Kálmán Mikszáth Memorial House, Sklabina is the early 19th-century house in which the family of writer Kálmán Mikszáth settled in 1852. To this day the house remains in the ownership of relatives of the Mikszáth family. Kálmán Mikszáth himself spent his childhood here and returned while he was studying in Rimavská Sobota and Banská Štiavnica. The house was restored during the second half of the 20th century and a memorial exhibition on the writer, his life and work was opened in three rooms of the house in 1978.
German composer Ludwig van Beethoven (1770-1827) visited Dolná Krupá Mansion on several occasions. He was a friend of the Brunswick family who owned the house and dedicated several of his compositions to them. It is said that Beethoven composed his Moonlight Sonata there.
Jozef Gregor Tajovský Memorial House, built in 1799, is currently a cultural monument that is dedicated to the memory of a famous Slovak writer Joseph Gregor Tajovský (1874 -1940). Entrance room captures the history of the village of Tajov, second and third rooms are devoted to life and literary works of Tajovský and the fourth room is ethnographic in nature.
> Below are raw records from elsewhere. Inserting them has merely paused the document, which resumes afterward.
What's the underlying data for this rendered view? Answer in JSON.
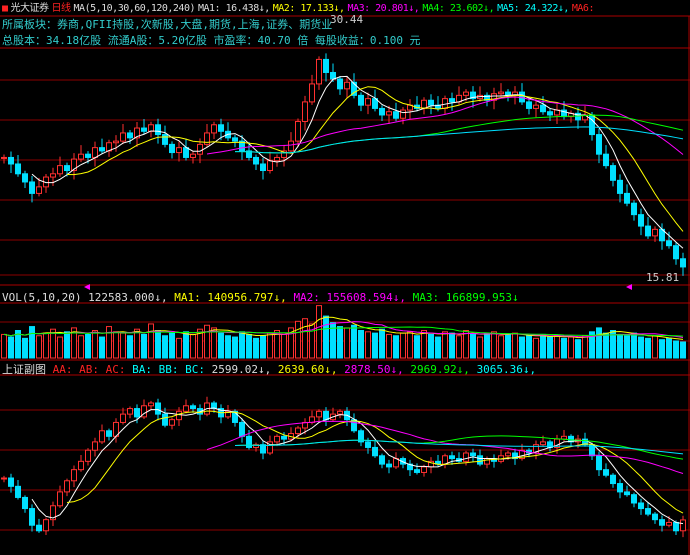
{
  "header": {
    "icon": "stock-icon",
    "name": "光大证券",
    "period": "日线",
    "ma_params": "MA(5,10,30,60,120,240)",
    "ma1": "MA1: 16.438↓,",
    "ma2": "MA2: 17.133↓,",
    "ma3": "MA3: 20.801↓,",
    "ma4": "MA4: 23.602↓,",
    "ma5": "MA5: 24.322↓,",
    "ma6": "MA6:"
  },
  "info1": "所属板块：券商,QFII持股,次新股,大盘,期货,上海,证券、期货业",
  "info2": "总股本：34.18亿股   流通A股：5.20亿股   市盈率：40.70 倍   每股收益：0.100 元",
  "price_high_label": "30.44",
  "price_low_label": "15.81",
  "vol_header": {
    "params": "VOL(5,10,20)",
    "value": "122583.000↓,",
    "ma1": "MA1: 140956.797↓,",
    "ma2": "MA2: 155608.594↓,",
    "ma3": "MA3: 166899.953↓"
  },
  "index_header": {
    "name": "上证副图",
    "aa": "AA:",
    "ab": "AB:",
    "ac": "AC:",
    "ba": "BA:",
    "bb": "BB:",
    "bc": "BC:",
    "v1": "2599.02↓,",
    "v2": "2639.60↓,",
    "v3": "2878.50↓,",
    "v4": "2969.92↓,",
    "v5": "3065.36↓,"
  },
  "colors": {
    "up": "#ff3030",
    "down": "#00e0ff",
    "grid": "#8b0000",
    "ma": [
      "#ffffff",
      "#ffff00",
      "#ff00ff",
      "#00ff00",
      "#00e0ff"
    ]
  },
  "chart_data": [
    {
      "type": "candlestick",
      "title": "光大证券 日线",
      "ylim": [
        15.5,
        30.8
      ],
      "close": [
        23.0,
        22.6,
        22.0,
        21.5,
        20.8,
        21.2,
        21.8,
        22.0,
        22.5,
        22.2,
        22.9,
        23.2,
        23.0,
        23.6,
        23.4,
        23.9,
        24.0,
        24.5,
        24.2,
        24.8,
        24.6,
        25.0,
        24.4,
        23.8,
        23.3,
        23.6,
        23.0,
        23.2,
        23.8,
        24.5,
        25.0,
        24.6,
        24.2,
        24.0,
        23.4,
        23.0,
        22.6,
        22.2,
        22.8,
        23.0,
        23.4,
        24.0,
        25.2,
        26.4,
        27.5,
        29.0,
        28.2,
        27.8,
        27.2,
        27.6,
        26.8,
        26.2,
        26.6,
        26.0,
        25.6,
        25.8,
        25.4,
        25.9,
        26.2,
        26.0,
        26.5,
        26.2,
        26.0,
        26.6,
        26.4,
        26.8,
        27.0,
        26.6,
        26.8,
        26.5,
        26.9,
        27.0,
        26.8,
        27.0,
        26.4,
        26.0,
        26.2,
        25.8,
        25.6,
        25.9,
        25.5,
        25.7,
        25.3,
        25.6,
        24.4,
        23.2,
        22.5,
        21.6,
        20.8,
        20.2,
        19.5,
        18.8,
        18.2,
        18.6,
        17.9,
        17.6,
        16.8,
        16.3
      ],
      "ma_periods": [
        5,
        10,
        30,
        60,
        120
      ]
    },
    {
      "type": "bar",
      "title": "VOL(5,10,20)",
      "ylim": [
        0,
        420000
      ],
      "values": [
        180000,
        160000,
        210000,
        150000,
        240000,
        170000,
        190000,
        220000,
        160000,
        200000,
        230000,
        170000,
        180000,
        210000,
        160000,
        240000,
        200000,
        190000,
        170000,
        220000,
        180000,
        260000,
        210000,
        170000,
        190000,
        150000,
        200000,
        180000,
        220000,
        250000,
        230000,
        190000,
        170000,
        160000,
        200000,
        180000,
        150000,
        170000,
        190000,
        210000,
        180000,
        230000,
        280000,
        300000,
        260000,
        400000,
        320000,
        270000,
        240000,
        230000,
        250000,
        210000,
        200000,
        190000,
        220000,
        180000,
        170000,
        190000,
        200000,
        170000,
        210000,
        180000,
        160000,
        200000,
        190000,
        170000,
        210000,
        180000,
        160000,
        190000,
        200000,
        170000,
        180000,
        190000,
        160000,
        170000,
        150000,
        180000,
        160000,
        170000,
        150000,
        160000,
        140000,
        170000,
        200000,
        230000,
        190000,
        210000,
        180000,
        170000,
        190000,
        160000,
        150000,
        170000,
        140000,
        150000,
        130000,
        122583
      ]
    },
    {
      "type": "candlestick",
      "title": "上证副图",
      "ylim": [
        2480,
        3110
      ],
      "close": [
        2750,
        2720,
        2680,
        2640,
        2580,
        2560,
        2600,
        2650,
        2700,
        2740,
        2780,
        2810,
        2850,
        2880,
        2920,
        2900,
        2950,
        2980,
        3000,
        2970,
        3010,
        3020,
        2980,
        2940,
        2960,
        2990,
        3010,
        3000,
        2980,
        3020,
        3000,
        2970,
        2990,
        2950,
        2900,
        2860,
        2870,
        2840,
        2880,
        2900,
        2890,
        2910,
        2930,
        2950,
        2970,
        2990,
        2960,
        2980,
        2990,
        2960,
        2920,
        2880,
        2860,
        2830,
        2800,
        2790,
        2820,
        2800,
        2780,
        2770,
        2790,
        2810,
        2800,
        2830,
        2820,
        2810,
        2840,
        2830,
        2800,
        2820,
        2810,
        2830,
        2840,
        2820,
        2850,
        2840,
        2870,
        2880,
        2860,
        2890,
        2900,
        2880,
        2890,
        2870,
        2830,
        2780,
        2760,
        2730,
        2700,
        2690,
        2660,
        2640,
        2620,
        2600,
        2580,
        2590,
        2560,
        2599
      ]
    }
  ]
}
In it the original interior of anteroom with hearth and smoke house have been preserved. The fifth room documents life and work Tajovský’s wife, the woman writer Hana Gregorová (1885-1958).
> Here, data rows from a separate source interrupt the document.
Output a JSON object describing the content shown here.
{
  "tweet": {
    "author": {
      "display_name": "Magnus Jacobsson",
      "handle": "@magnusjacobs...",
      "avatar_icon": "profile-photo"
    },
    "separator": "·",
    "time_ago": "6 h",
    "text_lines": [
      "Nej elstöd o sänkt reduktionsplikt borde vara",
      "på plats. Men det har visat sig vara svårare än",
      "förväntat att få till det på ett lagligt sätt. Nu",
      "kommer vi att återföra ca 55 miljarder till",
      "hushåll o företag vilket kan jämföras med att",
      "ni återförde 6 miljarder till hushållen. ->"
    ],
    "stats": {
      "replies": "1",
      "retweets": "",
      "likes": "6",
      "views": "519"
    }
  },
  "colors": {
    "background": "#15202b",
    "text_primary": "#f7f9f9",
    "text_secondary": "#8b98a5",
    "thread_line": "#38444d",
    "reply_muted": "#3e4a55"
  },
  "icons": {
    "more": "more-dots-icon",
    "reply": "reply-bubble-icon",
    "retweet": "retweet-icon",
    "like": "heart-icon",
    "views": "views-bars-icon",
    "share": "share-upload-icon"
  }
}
Housed in the Municipal Office, the Pavol Tonkovič Memorial Hall, Podkonice is dedicated to the memory of collector of folk music, conductor, pedagogue and composer Pavol Tonkovič (1907-1980). The exhibition documents Tonkovič’s life and work and also presents the history and ethnology of Podkonice.
The Winter of 1944-5 saw the systematic suppression of the armed revolt of the Slovak people – the Slovak National Uprising (SNP). A mere suspicion of assistance rendered to insurgents was often sufficient reason for bloody reprisals against local people. On the night of 17-18 March 1945 the Germans encircled and set aflame the Upper Hron village of Kalište. Of the 42 original houses only six remained. After the war, the foundations of the burned houses scattered across the hillside were conserved and the cemetery and the chapel were restored.
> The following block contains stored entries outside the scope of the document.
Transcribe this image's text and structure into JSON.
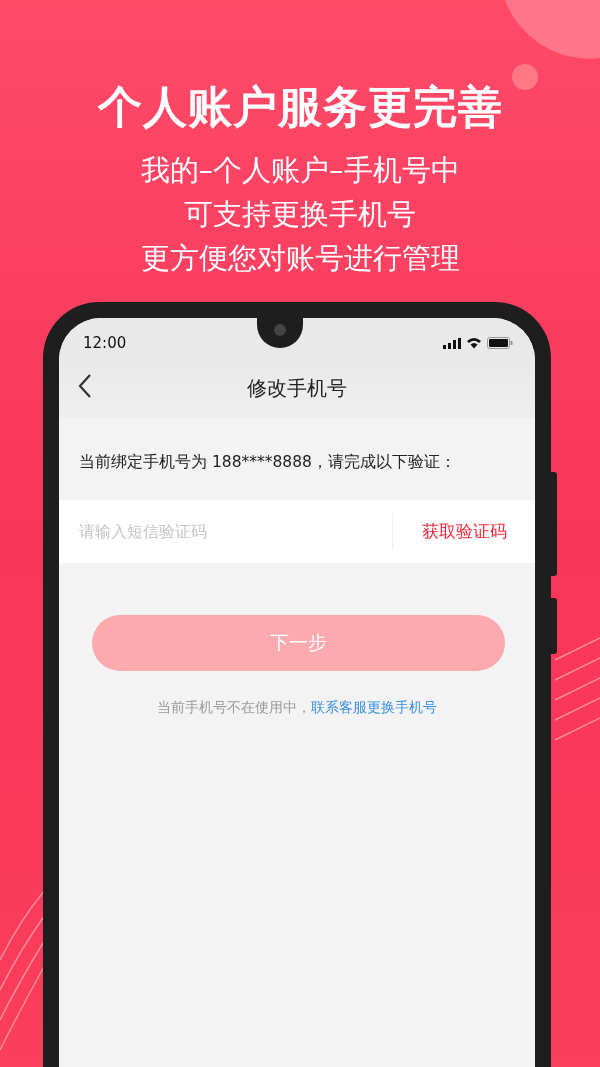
{
  "headline": "个人账户服务更完善",
  "subtitle_lines": [
    "我的–个人账户–手机号中",
    "可支持更换手机号",
    "更方便您对账号进行管理"
  ],
  "phone": {
    "status_bar": {
      "time": "12:00"
    },
    "nav": {
      "title": "修改手机号"
    },
    "info_text": "当前绑定手机号为 188****8888，请完成以下验证：",
    "code_field": {
      "placeholder": "请输入短信验证码"
    },
    "get_code_link": "获取验证码",
    "next_button": {
      "label": "下一步",
      "disabled": true
    },
    "footer": {
      "text": "当前手机号不在使用中，",
      "link": "联系客服更换手机号"
    }
  }
}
Part of the Museum of the Slovak National Uprising, the Nemecká Memorial has been established to remember the tragic events of January 1945 at Kofroň lime kiln near the village of Nemecká, when the Nazi security police under SS-Obersturmfuhrer Dr Kurt Georg Herbert Deffner, supported by members of the Hlinka Guard, carried out a mass execution of participants in the Slovak National Uprising, their family members and sympathisers, plus a large number of Roma ethnic people. Estimates of the number of people killed range from 500 to 900.